На следующий день Арефьев в университет не пришёл. Было тихо, никто ничего не понимал, однако симпатии явно качнулись в сторону Анны Степановны. Это было непостижимо, ведь никто не знал, что она разговаривала с матерью. Вечером Анне Степановне позвонили из горкома, сказали, что чудак Арефьев перегнул палку, никто не уполномочивал его заниматься каким-то расследованием. На секретариате они обсудили ситуацию, пришли к выводу, что позиция Анны Степановны в принципе правильная. Зачем обобщать, раздувать незначительный эпизод? Можно даже не выносить персональное дело парня на общее собрание, достаточно как следует проработать его на бюро. Покончив с официальной частью, вышестоящий комсомолец попросил Анну Степановну заглянуть в конце недели в горком. «Есть некоторые соображения насчёт тебя, Кузнецова. Нет-нет, не волнуйся, хорошие соображения».
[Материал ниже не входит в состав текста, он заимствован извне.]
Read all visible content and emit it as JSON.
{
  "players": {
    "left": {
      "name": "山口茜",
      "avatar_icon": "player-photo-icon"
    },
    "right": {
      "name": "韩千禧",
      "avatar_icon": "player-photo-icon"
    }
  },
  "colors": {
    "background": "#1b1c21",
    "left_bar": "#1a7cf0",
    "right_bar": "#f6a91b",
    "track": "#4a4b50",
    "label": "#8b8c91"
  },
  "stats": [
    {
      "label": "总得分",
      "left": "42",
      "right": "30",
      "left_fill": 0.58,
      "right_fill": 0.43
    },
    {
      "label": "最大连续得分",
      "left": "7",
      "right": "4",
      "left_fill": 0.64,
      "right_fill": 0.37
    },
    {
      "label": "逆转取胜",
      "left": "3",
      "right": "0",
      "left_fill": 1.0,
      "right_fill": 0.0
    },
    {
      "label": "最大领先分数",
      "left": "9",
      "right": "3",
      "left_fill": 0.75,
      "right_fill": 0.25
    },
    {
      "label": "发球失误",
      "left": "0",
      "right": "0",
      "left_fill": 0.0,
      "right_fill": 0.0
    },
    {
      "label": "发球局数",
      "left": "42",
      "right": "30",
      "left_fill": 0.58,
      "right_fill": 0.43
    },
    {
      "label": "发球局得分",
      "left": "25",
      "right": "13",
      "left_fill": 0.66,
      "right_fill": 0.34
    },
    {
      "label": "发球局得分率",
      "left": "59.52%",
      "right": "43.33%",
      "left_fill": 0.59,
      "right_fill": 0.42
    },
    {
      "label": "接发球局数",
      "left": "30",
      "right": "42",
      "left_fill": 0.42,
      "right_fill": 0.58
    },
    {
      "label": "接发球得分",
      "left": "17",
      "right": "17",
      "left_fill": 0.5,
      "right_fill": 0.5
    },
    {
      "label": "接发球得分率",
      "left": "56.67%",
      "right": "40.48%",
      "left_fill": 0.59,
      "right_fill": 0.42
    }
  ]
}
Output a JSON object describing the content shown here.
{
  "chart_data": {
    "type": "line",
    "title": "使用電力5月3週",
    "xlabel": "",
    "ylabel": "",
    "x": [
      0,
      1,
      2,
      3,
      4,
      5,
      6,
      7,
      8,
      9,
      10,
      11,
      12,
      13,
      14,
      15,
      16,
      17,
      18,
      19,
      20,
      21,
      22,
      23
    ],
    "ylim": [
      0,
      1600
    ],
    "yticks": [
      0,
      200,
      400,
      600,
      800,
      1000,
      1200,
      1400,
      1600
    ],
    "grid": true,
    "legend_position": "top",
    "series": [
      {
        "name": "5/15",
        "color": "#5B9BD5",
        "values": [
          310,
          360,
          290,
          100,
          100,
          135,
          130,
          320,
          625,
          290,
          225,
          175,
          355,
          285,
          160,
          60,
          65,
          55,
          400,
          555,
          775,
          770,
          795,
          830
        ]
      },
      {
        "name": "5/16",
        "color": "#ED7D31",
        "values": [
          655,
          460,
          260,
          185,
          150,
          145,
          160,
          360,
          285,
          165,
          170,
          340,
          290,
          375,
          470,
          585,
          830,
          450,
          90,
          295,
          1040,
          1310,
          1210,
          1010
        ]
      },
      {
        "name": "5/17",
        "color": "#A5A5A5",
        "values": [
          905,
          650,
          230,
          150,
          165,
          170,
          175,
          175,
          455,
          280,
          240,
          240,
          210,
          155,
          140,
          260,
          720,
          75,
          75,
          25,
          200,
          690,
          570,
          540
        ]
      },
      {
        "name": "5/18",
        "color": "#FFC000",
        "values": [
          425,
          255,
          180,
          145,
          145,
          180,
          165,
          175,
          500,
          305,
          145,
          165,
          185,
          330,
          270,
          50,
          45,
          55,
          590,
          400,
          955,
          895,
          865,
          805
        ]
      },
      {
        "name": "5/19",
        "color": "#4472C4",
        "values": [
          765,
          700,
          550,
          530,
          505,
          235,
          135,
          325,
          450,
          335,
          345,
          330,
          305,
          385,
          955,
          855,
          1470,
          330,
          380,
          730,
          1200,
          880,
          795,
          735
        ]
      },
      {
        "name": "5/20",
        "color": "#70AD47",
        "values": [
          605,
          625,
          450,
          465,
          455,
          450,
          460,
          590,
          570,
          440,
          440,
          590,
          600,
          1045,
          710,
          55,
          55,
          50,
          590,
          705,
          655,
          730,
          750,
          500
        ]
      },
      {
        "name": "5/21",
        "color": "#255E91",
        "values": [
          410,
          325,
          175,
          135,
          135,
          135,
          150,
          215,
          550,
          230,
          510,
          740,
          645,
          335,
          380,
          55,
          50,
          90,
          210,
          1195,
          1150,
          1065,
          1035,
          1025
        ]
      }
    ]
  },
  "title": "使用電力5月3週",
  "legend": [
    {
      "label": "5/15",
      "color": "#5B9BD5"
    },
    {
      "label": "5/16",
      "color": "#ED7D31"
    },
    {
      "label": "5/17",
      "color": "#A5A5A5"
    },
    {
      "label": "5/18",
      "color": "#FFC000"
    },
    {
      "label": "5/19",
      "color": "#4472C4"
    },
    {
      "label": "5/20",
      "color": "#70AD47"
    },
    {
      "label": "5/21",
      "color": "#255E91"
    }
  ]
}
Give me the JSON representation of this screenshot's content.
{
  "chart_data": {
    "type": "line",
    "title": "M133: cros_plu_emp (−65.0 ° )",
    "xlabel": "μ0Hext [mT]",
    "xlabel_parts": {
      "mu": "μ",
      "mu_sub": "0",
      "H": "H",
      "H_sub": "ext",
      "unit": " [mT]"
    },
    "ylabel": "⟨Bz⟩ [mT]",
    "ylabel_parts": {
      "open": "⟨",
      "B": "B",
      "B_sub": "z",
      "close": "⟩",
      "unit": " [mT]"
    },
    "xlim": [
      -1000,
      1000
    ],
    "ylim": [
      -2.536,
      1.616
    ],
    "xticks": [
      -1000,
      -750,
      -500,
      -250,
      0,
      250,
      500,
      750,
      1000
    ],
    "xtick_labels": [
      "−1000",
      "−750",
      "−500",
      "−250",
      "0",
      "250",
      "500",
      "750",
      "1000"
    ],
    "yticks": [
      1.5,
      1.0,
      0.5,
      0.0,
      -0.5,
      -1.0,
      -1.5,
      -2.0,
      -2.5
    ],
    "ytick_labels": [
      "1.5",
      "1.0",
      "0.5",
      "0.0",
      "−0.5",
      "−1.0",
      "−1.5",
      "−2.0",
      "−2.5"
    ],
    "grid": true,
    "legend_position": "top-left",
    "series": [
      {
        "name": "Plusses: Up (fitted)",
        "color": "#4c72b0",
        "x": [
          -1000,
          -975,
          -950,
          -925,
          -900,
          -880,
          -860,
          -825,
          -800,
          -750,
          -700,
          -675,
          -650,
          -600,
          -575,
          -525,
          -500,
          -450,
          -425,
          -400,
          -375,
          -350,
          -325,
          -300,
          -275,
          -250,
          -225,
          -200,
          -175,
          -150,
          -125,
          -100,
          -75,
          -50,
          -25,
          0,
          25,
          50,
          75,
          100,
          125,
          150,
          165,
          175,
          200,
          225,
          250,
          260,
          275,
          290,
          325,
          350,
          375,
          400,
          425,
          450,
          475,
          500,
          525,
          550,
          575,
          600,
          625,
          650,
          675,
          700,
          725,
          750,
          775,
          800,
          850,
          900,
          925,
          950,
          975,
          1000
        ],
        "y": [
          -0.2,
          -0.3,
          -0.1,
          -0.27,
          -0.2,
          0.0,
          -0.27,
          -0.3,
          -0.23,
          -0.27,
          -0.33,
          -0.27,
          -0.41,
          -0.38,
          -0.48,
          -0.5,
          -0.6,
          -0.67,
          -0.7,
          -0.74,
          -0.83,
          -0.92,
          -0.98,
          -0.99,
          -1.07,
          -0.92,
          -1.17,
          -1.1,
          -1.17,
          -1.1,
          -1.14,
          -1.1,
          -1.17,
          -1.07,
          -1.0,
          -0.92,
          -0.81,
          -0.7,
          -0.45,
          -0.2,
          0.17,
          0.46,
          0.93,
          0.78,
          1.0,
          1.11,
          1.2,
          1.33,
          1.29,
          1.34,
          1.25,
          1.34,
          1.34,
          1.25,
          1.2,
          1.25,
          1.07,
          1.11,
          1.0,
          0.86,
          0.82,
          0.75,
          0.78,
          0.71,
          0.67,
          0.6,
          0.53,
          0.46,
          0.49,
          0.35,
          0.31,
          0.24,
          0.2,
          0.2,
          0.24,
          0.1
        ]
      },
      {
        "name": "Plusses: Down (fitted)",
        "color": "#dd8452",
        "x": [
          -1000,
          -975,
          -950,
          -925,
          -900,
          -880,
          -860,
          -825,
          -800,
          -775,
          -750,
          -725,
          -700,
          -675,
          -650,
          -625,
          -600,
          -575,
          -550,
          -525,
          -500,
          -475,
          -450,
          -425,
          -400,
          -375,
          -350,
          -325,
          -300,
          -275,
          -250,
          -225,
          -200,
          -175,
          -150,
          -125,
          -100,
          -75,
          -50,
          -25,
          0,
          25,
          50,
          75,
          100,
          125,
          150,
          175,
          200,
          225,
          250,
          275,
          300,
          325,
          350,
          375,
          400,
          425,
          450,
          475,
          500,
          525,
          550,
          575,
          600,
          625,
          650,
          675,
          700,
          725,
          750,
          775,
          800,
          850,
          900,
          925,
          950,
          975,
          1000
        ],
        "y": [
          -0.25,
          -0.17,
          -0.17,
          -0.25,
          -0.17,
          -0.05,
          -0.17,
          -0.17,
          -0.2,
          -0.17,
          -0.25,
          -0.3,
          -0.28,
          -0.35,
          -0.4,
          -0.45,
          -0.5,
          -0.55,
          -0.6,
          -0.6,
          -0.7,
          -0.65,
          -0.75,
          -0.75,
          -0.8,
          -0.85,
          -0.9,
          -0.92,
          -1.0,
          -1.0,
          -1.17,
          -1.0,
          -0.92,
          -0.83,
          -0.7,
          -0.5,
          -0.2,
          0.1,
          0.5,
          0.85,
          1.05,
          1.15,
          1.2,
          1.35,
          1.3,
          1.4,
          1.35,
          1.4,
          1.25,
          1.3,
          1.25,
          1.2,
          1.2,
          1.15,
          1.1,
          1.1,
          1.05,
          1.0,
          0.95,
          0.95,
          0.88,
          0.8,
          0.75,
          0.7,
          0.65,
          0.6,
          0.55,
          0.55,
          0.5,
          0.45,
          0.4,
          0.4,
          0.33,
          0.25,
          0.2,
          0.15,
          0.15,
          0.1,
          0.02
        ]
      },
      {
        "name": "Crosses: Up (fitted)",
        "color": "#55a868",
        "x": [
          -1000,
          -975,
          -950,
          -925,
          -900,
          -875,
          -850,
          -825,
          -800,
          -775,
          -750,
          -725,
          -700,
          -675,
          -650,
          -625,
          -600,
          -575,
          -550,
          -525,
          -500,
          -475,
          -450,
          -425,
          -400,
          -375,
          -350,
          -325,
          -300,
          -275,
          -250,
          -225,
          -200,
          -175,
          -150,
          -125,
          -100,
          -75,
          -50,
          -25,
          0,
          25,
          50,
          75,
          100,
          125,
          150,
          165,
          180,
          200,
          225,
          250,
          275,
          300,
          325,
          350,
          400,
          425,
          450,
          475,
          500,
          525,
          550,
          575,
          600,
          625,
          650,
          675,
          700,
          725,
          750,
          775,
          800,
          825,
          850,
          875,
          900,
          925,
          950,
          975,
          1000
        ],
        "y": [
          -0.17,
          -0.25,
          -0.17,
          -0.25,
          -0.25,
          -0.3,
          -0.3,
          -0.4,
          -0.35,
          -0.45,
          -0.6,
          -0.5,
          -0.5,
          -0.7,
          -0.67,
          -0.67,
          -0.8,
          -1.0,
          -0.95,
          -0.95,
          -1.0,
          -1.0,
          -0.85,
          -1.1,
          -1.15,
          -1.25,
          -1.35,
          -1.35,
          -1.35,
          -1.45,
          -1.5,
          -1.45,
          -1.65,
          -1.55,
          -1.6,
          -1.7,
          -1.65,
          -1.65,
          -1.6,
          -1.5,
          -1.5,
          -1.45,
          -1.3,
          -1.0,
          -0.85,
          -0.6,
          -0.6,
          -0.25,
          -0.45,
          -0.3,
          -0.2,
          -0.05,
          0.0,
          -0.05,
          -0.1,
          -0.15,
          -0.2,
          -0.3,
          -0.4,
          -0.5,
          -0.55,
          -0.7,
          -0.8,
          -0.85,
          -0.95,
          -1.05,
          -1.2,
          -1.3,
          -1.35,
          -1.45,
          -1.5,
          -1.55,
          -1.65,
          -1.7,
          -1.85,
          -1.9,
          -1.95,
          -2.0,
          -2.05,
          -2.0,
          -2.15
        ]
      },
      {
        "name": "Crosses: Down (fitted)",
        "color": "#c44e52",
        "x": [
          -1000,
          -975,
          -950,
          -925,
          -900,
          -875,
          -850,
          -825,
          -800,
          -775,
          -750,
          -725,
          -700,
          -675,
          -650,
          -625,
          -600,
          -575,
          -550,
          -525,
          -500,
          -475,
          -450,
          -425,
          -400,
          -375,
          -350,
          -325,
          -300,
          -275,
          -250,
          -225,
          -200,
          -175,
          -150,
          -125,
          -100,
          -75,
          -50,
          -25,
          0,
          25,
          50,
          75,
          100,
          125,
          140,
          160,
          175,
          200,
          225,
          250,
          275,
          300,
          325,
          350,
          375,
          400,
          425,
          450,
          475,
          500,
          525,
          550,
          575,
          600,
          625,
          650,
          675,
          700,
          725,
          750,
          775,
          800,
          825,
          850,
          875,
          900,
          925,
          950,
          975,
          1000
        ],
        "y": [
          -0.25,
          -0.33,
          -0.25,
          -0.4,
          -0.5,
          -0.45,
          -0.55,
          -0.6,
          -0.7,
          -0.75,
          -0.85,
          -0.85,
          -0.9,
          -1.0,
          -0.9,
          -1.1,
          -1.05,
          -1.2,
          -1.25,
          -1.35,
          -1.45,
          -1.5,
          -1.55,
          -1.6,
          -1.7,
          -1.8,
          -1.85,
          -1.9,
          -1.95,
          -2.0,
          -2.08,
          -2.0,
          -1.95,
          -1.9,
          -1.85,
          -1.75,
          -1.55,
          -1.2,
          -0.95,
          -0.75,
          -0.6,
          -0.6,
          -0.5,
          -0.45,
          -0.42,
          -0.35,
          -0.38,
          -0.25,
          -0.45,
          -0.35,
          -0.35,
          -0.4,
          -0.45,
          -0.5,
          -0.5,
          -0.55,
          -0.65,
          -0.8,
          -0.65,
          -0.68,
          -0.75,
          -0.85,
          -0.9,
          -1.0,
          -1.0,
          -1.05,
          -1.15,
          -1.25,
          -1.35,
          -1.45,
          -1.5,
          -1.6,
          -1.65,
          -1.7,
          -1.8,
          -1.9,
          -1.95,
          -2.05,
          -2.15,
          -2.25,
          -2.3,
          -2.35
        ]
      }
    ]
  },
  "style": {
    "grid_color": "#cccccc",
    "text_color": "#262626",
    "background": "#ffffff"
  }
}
Бюро действительно прошло спокойно, но не совсем как она себе представляла. Анна Степановна ожидала, что парень упадёт в ноги, будет на седьмом небе от счастья, а он даже не покаялся. И хотя Анна Степановна понимала, что каяться ему, в сущности, не в чем, её взяла досада. «Ведь на ниточке висел! Знал бы, чего мне стоило…» — угрюмо смотрела на него, снисходительно объясняющего, что привёз книгу из Австрии, где служил в армии, что по демобилизации его багаж, в том числе и эту книгу, досматривали и в особом отделе, и в Смерше, и на гражданской таможне. Если книгу беспрепятственно пропустили, откуда ему знать, что она вредная? То было новое чувство. Ей бы радоваться, и она, вне всяких сомнений, радовалась бы, если бы… не невозмутимая эта его уверенность, непонятное достоинство. Да почему это он с ней, ней! на равных? Тут было противоречие. С одной стороны, Анна Степановна всей душой стояла за справедливость, с другой… ей отчего-то хотелось, чтобы парень валялся в ногах, каялся. Ведь это она — она! — его спасла! Хоть он и не был ни в чём виноват. Но если все начнут так относиться к тем, кто… выше, что получится? После бюро она чувствовала себя расстроенной, озадаченной.